While Jamie thinks the adoption of Central Statistical Monitoring could be easier for smaller organizations, Angie Maurer thinks that budget will have an influence for smaller companies and would like to see providers develop a flexible platform that will allow even small start-up companies to afford this new technology.

Finally, Steve Young raised an interesting question about who within an organization should take responsibility for the management of Central Statitstical Monitoring. In Steve’s opinion, while data managers are not statisticians, they have the data analytics skills, so will be best equipped to work with the monitoring team to translate data into an appropriate remediation action.

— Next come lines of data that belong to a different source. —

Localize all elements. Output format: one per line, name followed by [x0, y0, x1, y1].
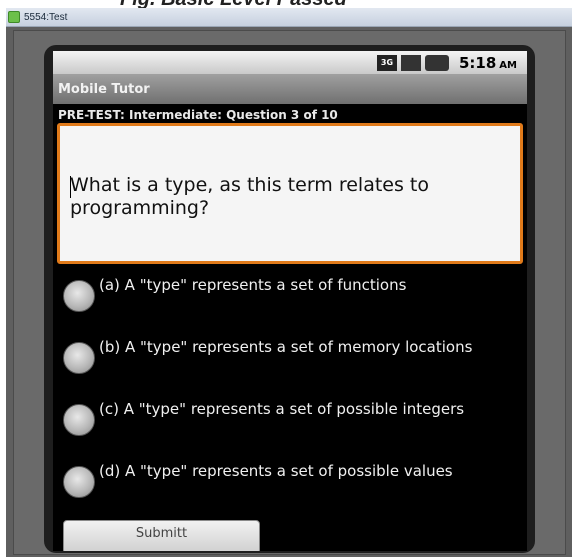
- option-a-label: (a) A "type" represents a set of functio…: [99, 276, 407, 294]
- app-titlebar: Mobile Tutor: [53, 74, 527, 104]
- radio-button-d[interactable]: [63, 466, 95, 498]
- app-title: Mobile Tutor: [58, 81, 150, 97]
- answer-options: (a) A "type" represents a set of functio…: [53, 276, 527, 524]
- device-bezel: 3G 5:18 AM Mobile Tutor PRE-TEST: Interme…: [44, 45, 535, 553]
- question-text-box[interactable]: What is a type, as this term relates to …: [57, 123, 523, 264]
- battery-icon: [424, 54, 449, 71]
- option-b[interactable]: (b) A "type" represents a set of memory …: [53, 338, 527, 400]
- option-d[interactable]: (d) A "type" represents a set of possibl…: [53, 462, 527, 524]
- option-d-label: (d) A "type" represents a set of possibl…: [99, 462, 453, 480]
- emulator-titlebar[interactable]: 5554:Test: [6, 8, 572, 27]
- 3g-icon: 3G: [376, 54, 397, 71]
- status-time: 5:18 AM: [458, 53, 517, 72]
- quiz-header: PRE-TEST: Intermediate: Question 3 of 10: [58, 108, 338, 122]
- signal-icon: [400, 54, 421, 71]
- option-b-label: (b) A "type" represents a set of memory …: [99, 338, 473, 356]
- question-text: What is a type, as this term relates to …: [70, 174, 429, 219]
- submit-button[interactable]: Submitt: [63, 520, 260, 551]
- emulator-window: 5554:Test 3G 5:18 AM Mobile Tutor PRE-TES…: [6, 8, 572, 557]
- option-c-label: (c) A "type" represents a set of possibl…: [99, 400, 465, 418]
- emulator-app-icon: [8, 11, 20, 23]
- radio-button-b[interactable]: [63, 342, 95, 374]
- emulator-frame: 3G 5:18 AM Mobile Tutor PRE-TEST: Interme…: [13, 30, 566, 555]
- radio-button-c[interactable]: [63, 404, 95, 436]
- device-screen: 3G 5:18 AM Mobile Tutor PRE-TEST: Interme…: [53, 51, 527, 551]
- radio-button-a[interactable]: [63, 280, 95, 312]
- status-bar: 3G 5:18 AM: [53, 51, 527, 74]
- option-c[interactable]: (c) A "type" represents a set of possibl…: [53, 400, 527, 462]
- emulator-title: 5554:Test: [24, 11, 68, 23]
- option-a[interactable]: (a) A "type" represents a set of functio…: [53, 276, 527, 338]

In our own experience to date, it is evident that Central Statistical Monitoring is just as applicable for small Pharma as it is for Large Pharma and CROs. The ‘light checks’ offered by Key Risk indicators (KRI) functionality certainly provide companies with an operational tool to regularly check data and drive reduced monitoring activities. However, most of the companies that CluePoints works with have identified that they also want to also use an independent and objective approach to comprehensively interrogate the data. Using the KRI approach only focuses on 15-20 largely operational variables, whereas CSM leaves no stone unturned in comprehensively analyzing all the clinical data within a study. The result is as rigorous and scientifically validated health check of the study and identification of anomalies within the data that can be examined and course-corrected to ensure patient safety and improved accuracy and integrity. The regulators also favor this approach and the revised ICH E6 guideline document also helps sponsors and CROs alike to determine how Central Monitoring should be best approached. The gold medal position is for sponsors to harness the power of  both KRIs and Central Statistical Monitoring to ensure improvement and integrity of the data throughout their studies and reduced risk when it comes to submission.